Beets are beautiful and delicious. Until recently my husband thought they tasted like dirt. After I grew these beauties, he had a new flavor for beets. This spring I lovingly tucked the seeds for detriot dark red, chioggia and a random beet blend into my raised garden bed. As the tops pushed through the coco coir in my Soil Mender raised bed mix I knew it would be a delightful season for beets. I patiently watched them grow and wondered how big they would be when I pulled them. After harvesting, I wished I had planted more. I kept it simple with this crop and boiled them to experience the pure flavor of the beet. We ate them like slippery apples and relished every bite. I did not have luck with slipping the skins. In theory it sounded simple, but I resorted to peeling them. A fall crop of beets will go in my bed this weekend for my first try at extending the beet eating season!

Zucchini Pizza Boats

My first attempt at zucchini pizza boats! I saw a picture of these a while back and they looked yummy. I thought I can make that. Then my mother-in-law was telling me all about them the other day. And again I thought I need to make those. I discovered some big zucchini in the garden that I needed to do something with. As usual I looked at one recipe and jumped right in to cooking. So now I am saying to myself, next time I’m going to…

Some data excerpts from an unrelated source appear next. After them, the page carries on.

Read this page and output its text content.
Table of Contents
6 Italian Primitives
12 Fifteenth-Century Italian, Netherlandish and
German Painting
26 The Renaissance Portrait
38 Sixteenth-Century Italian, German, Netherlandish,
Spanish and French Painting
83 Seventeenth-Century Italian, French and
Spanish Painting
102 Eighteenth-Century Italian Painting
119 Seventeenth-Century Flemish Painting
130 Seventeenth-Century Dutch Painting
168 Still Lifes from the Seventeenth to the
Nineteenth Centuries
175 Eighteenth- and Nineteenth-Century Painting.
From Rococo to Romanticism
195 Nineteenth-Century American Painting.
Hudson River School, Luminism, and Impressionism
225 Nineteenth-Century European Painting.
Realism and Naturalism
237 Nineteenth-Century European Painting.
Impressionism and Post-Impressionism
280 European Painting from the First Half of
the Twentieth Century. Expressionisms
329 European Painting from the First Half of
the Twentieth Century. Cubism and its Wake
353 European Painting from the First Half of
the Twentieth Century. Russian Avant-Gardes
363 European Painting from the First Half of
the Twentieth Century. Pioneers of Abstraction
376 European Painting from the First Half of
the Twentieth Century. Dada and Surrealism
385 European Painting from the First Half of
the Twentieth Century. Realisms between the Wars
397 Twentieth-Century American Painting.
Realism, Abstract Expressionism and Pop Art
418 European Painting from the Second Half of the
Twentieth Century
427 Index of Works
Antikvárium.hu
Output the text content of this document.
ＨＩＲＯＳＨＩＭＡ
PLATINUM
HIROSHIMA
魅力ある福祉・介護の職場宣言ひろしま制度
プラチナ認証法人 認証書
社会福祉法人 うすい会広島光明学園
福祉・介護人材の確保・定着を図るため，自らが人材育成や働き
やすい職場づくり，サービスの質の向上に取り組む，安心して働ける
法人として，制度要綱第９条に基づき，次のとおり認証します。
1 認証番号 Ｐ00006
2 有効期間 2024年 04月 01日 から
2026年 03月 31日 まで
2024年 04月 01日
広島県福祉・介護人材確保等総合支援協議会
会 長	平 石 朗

Either way these were quick and simple and edible. My boat is filled with spicy chicken sausage and tomatoes, peppers and onions grown in my garden tucked in the filling. The sauce is canned tomatoes a friend gave me and topped with mozzarella cheese. For a gal who is still learning to cook, my zucchini pizza boats were a success and can only be improved in recipes to come! Any tips or feedback from all you zucchini pizza boat bakers out there would be appreciated. And what else do you make pizzas from?